Connect with us


New #EIB Investment Survey highlights investment gaps and obstacles amid recovery



First EIB Group Survey of 12,500 firms across Europe shows investment recovery is underway and set to strengthen further – but firms need to speed up adoption of new technologies, while uncertainty and lack of skills are still holding many firms back

  • The investment recovery is strengthening in Europe. 84% of European firms reported having invested in the previous financial year. Going forward, more firms expect to expand their investment activities than to scale them back.
  • Firms consider only some 44% of their machinery and equipment to be “state-of-art”. Global competition and technological advancement call for a quick action.
  • But most firms say uncertainty (69% of firms), lack of skilled labour (68% of firms) and the business and the regulatory environment are their top concerns.
  • Access to finance is a concern for Europe’s younger, smaller, innovative firms and firms active in those countries more affected by the economic downturn.

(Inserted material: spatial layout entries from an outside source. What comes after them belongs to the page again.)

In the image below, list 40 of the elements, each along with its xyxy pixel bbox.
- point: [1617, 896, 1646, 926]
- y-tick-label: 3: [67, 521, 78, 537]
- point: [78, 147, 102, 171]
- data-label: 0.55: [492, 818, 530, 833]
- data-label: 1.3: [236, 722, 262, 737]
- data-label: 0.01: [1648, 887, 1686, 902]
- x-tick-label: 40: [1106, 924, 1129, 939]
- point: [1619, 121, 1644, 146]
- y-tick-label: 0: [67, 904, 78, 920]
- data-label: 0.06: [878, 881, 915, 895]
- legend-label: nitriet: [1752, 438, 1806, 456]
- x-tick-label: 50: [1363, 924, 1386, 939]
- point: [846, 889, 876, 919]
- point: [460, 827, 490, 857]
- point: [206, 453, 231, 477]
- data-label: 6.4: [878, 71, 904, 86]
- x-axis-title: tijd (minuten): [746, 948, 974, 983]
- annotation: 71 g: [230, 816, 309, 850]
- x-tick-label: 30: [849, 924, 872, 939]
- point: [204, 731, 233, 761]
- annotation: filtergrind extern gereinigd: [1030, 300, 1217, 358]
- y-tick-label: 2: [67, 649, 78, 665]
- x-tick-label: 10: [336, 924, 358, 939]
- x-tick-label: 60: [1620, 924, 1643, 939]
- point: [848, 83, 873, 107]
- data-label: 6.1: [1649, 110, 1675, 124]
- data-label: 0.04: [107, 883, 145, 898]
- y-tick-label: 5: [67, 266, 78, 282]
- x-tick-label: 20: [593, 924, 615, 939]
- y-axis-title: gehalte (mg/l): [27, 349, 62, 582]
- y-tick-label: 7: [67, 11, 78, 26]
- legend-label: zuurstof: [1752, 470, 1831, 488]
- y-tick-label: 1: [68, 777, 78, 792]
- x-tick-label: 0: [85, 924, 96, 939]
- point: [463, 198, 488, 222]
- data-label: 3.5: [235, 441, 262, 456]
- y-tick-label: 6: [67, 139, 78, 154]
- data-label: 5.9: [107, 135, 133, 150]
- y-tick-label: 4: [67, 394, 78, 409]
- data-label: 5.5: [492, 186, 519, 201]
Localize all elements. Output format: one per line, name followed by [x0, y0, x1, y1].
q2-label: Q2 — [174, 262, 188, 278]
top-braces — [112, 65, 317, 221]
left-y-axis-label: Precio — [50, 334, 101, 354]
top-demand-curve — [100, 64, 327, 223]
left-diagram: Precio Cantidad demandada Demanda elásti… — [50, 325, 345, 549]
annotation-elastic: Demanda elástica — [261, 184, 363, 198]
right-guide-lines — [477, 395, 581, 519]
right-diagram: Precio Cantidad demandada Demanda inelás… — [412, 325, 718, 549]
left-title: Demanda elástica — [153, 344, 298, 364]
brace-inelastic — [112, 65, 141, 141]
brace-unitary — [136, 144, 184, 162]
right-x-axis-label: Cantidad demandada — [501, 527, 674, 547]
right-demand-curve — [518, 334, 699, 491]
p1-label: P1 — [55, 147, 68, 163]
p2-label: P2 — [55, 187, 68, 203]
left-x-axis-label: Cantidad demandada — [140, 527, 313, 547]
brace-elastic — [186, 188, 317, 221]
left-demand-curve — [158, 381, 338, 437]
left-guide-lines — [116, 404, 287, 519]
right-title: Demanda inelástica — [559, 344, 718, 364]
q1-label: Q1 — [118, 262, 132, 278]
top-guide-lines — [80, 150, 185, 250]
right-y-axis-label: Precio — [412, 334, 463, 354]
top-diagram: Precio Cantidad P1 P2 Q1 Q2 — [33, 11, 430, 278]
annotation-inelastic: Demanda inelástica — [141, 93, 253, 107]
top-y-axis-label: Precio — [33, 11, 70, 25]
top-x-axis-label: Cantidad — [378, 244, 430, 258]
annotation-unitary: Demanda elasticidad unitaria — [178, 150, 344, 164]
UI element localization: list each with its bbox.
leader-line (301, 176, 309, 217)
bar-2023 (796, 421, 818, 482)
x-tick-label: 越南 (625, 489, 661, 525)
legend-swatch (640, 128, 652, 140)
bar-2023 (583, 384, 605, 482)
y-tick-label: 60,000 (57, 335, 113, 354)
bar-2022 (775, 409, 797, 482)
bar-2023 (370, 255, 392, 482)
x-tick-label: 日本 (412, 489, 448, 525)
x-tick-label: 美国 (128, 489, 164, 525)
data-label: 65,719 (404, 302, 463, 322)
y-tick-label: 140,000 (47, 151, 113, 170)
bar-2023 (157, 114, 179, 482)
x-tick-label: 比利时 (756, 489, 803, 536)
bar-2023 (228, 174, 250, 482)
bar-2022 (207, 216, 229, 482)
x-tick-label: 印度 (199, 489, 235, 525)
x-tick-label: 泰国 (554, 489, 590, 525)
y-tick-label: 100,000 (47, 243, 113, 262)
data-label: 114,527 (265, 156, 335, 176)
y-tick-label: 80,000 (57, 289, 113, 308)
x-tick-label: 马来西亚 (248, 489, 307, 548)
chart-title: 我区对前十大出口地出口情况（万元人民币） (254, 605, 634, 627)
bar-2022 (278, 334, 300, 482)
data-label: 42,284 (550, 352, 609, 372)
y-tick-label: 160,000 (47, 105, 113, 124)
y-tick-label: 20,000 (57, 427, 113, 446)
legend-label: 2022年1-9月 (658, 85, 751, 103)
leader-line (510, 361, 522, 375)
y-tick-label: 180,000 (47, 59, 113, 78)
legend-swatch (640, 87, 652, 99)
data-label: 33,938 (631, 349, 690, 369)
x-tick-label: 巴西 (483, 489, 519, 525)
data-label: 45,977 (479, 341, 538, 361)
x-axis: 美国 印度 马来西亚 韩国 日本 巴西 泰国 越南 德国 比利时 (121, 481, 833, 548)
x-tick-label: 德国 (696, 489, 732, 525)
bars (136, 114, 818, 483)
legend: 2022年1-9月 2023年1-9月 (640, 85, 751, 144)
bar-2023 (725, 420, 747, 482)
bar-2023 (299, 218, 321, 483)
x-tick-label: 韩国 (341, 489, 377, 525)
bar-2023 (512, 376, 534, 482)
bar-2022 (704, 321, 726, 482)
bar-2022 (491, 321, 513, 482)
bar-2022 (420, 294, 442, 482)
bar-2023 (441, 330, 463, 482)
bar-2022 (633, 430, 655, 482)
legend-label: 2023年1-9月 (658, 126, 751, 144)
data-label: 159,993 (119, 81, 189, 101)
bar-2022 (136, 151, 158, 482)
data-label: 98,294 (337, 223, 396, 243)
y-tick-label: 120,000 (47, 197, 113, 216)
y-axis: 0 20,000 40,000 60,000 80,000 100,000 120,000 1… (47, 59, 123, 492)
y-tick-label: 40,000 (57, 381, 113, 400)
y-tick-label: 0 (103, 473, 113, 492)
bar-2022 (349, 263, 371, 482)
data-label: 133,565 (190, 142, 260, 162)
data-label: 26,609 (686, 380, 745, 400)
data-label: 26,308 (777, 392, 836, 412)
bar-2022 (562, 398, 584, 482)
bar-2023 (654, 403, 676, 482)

In a survey published today, 12,500 firms (comprising the whole range from small SMEs with more than 5 employees to larger corporates) across the EU 28 have been interviewed to assess what they consider are their prime investment needs and the obstacles to investment they face. The first EIB Group Survey on Investment and Investment Finance (EIBIS) is a unique survey covering the EU corporate sector and its attitude towards investment and investment finance activities. Today’s report will be repeated every year by EIB Group economists.

Representing every EU member state and fully comparable among countries, this is an invaluable European instrument to monitor business investment at the EU level.

Survey results, as well as a EU wide cross-country analysis and country based publications are available at

Andrew McDowell, EIB Vice President, said “We know how important the corporate sector is for Europe’s economic recovery – not least in providing jobs to its citizens. With that in mind, the EIB Group Survey on Investment and Investment Finance is a unique diagnostic tool. Its gives us some cause for optimism with regard to Europe’s economic recovery. We are seeing a determination in Europe’s corporate sector to invest and to invest more. That suggests slowly but surely signs of a recovery and awareness of what needs to be done to stay competitive among firms themselves, such as through investment in innovation and more up-to-date equipment. But we must also listen carefully to the concerns of European firms which include uncertainty and the business and regulatory environment. The Investment Plan for Europe rightly places a great deal of emphasis on creating the right conditions for investment. This survey underlines the need for member States as well as the EU institutions to act on this urgently.”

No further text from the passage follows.